Tuesday, 22 October 2013

The Casual Vacancy, The Catcher in the Rye and Heartbreak Hotel

I have never been keen on soaps on TV and The Casual Vacancy is the literary equivalent. I didn't expect great writing from JK Rowling so I wasn't disappointed. What we did get was a tightly plotted but uneven drama full of nasty, argumentative people mainly being horrible to each other. I'm not sure what kept me going, probably I was hoping that something interesting might turn up. I guess it does, but only on occasions. As I said, pretty uneven. Some fairly tedious sections interspersed with a rare brilliantly constructed episode. A party and a break-up come to mind. So why did I give it as much as three stars? For one reason. The writing for the teenage characters was absolutely wizard. (Get it?) There are quite a few of them, and their stories take up a good chunk of the book. Here, the writing suddenly takes off. I'm sure it was not just my imagination.

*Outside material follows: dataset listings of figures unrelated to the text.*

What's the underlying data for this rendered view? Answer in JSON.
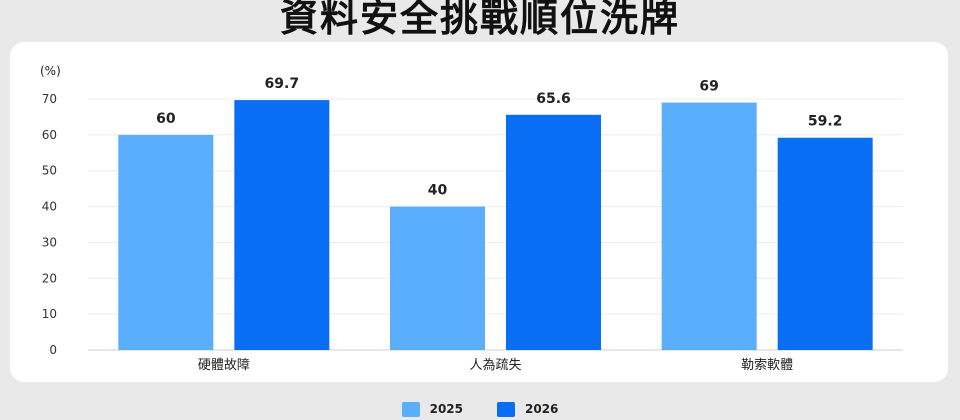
{
  "chart_data": {
    "type": "bar",
    "title": "資料安全挑戰順位洗牌",
    "ylabel": "(%)",
    "xlabel": "",
    "ylim": [
      0,
      70
    ],
    "yticks": [
      0,
      10,
      20,
      30,
      40,
      50,
      60,
      70
    ],
    "categories": [
      "硬體故障",
      "人為疏失",
      "勒索軟體"
    ],
    "series": [
      {
        "name": "2025",
        "values": [
          60,
          40,
          69
        ],
        "labels": [
          "60",
          "40",
          "69"
        ],
        "color": "#5aaefc"
      },
      {
        "name": "2026",
        "values": [
          69.7,
          65.6,
          59.2
        ],
        "labels": [
          "69.7",
          "65.6",
          "59.2"
        ],
        "color": "#0a6ef5"
      }
    ],
    "grid": true,
    "legend_position": "bottom-center"
  }
}
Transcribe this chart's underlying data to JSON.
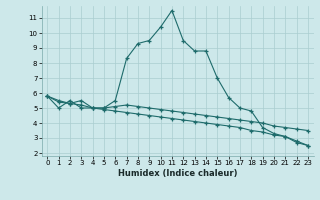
{
  "xlabel": "Humidex (Indice chaleur)",
  "bg_color": "#cde8ea",
  "grid_color": "#aacdd0",
  "line_color": "#1e6b6b",
  "xlim": [
    -0.5,
    23.5
  ],
  "ylim": [
    1.8,
    11.8
  ],
  "yticks": [
    2,
    3,
    4,
    5,
    6,
    7,
    8,
    9,
    10,
    11
  ],
  "xticks": [
    0,
    1,
    2,
    3,
    4,
    5,
    6,
    7,
    8,
    9,
    10,
    11,
    12,
    13,
    14,
    15,
    16,
    17,
    18,
    19,
    20,
    21,
    22,
    23
  ],
  "curve1_x": [
    0,
    1,
    2,
    3,
    4,
    5,
    6,
    7,
    8,
    9,
    10,
    11,
    12,
    13,
    14,
    15,
    16,
    17,
    18,
    19,
    20,
    21,
    22,
    23
  ],
  "curve1_y": [
    5.8,
    5.0,
    5.5,
    5.0,
    5.0,
    5.0,
    5.5,
    8.3,
    9.3,
    9.5,
    10.4,
    11.5,
    9.5,
    8.8,
    8.8,
    7.0,
    5.7,
    5.0,
    4.8,
    3.7,
    3.3,
    3.1,
    2.7,
    2.5
  ],
  "curve2_x": [
    0,
    1,
    2,
    3,
    4,
    5,
    6,
    7,
    8,
    9,
    10,
    11,
    12,
    13,
    14,
    15,
    16,
    17,
    18,
    19,
    20,
    21,
    22,
    23
  ],
  "curve2_y": [
    5.8,
    5.4,
    5.3,
    5.5,
    5.0,
    5.0,
    5.1,
    5.2,
    5.1,
    5.0,
    4.9,
    4.8,
    4.7,
    4.6,
    4.5,
    4.4,
    4.3,
    4.2,
    4.1,
    4.0,
    3.8,
    3.7,
    3.6,
    3.5
  ],
  "curve3_x": [
    0,
    1,
    2,
    3,
    4,
    5,
    6,
    7,
    8,
    9,
    10,
    11,
    12,
    13,
    14,
    15,
    16,
    17,
    18,
    19,
    20,
    21,
    22,
    23
  ],
  "curve3_y": [
    5.8,
    5.5,
    5.3,
    5.2,
    5.0,
    4.9,
    4.8,
    4.7,
    4.6,
    4.5,
    4.4,
    4.3,
    4.2,
    4.1,
    4.0,
    3.9,
    3.8,
    3.7,
    3.5,
    3.4,
    3.2,
    3.1,
    2.8,
    2.5
  ]
}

My occasional dabble with classics led me to The Catcher in the Rye by J.D. Salinger. I felt it was a bit of a let down. I found the first half of this short novel to be sharp and original. However I eventually found Holden, our seventeen year old narrator, to become quite tiresome and repetitive. Although the descriptions of New York in the fifties were very well written. I just wished I had had read it when I was a lot younger.

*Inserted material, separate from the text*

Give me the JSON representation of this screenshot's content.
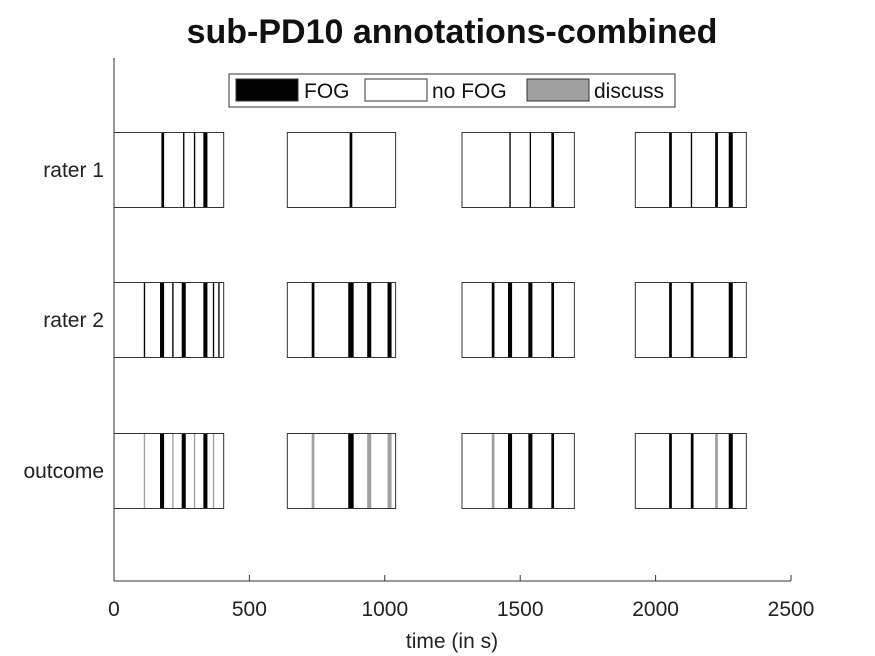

After the intensity of having just read "The Garden of Evening Mists" for Book Club,  I plumped for a change in style with Heartbreak Hotel by Deborah Moggach. I was thrilled with this funny and frivolous story for those of us of mature years. OK, it was fairly predictable as a number of lonely people descend upon ex-actor Buffy's run down B&B come hotel for his "Courses for Divorces". But the warmth of the storytelling is so powerful, it towed me a long in it's witty and manipulative wake. There is a feeling that, after the success of the movie "The Best Exotic Marigold Hotel" that was based on the author's novel "These Foolish Things", this is a film script instead of a book, but there is too much to enjoy to quibble. Yes, the British acting establishment will be queuing up for the roles of Buffy, his ex-wives, his children and hotel guests, and it would make a decent movie. Except that some of the best stuff here relies on reminiscences of the character's previous lives, and at the same time being a study of city versus country as they are today. As an antidote to something serious, this is just the ticket.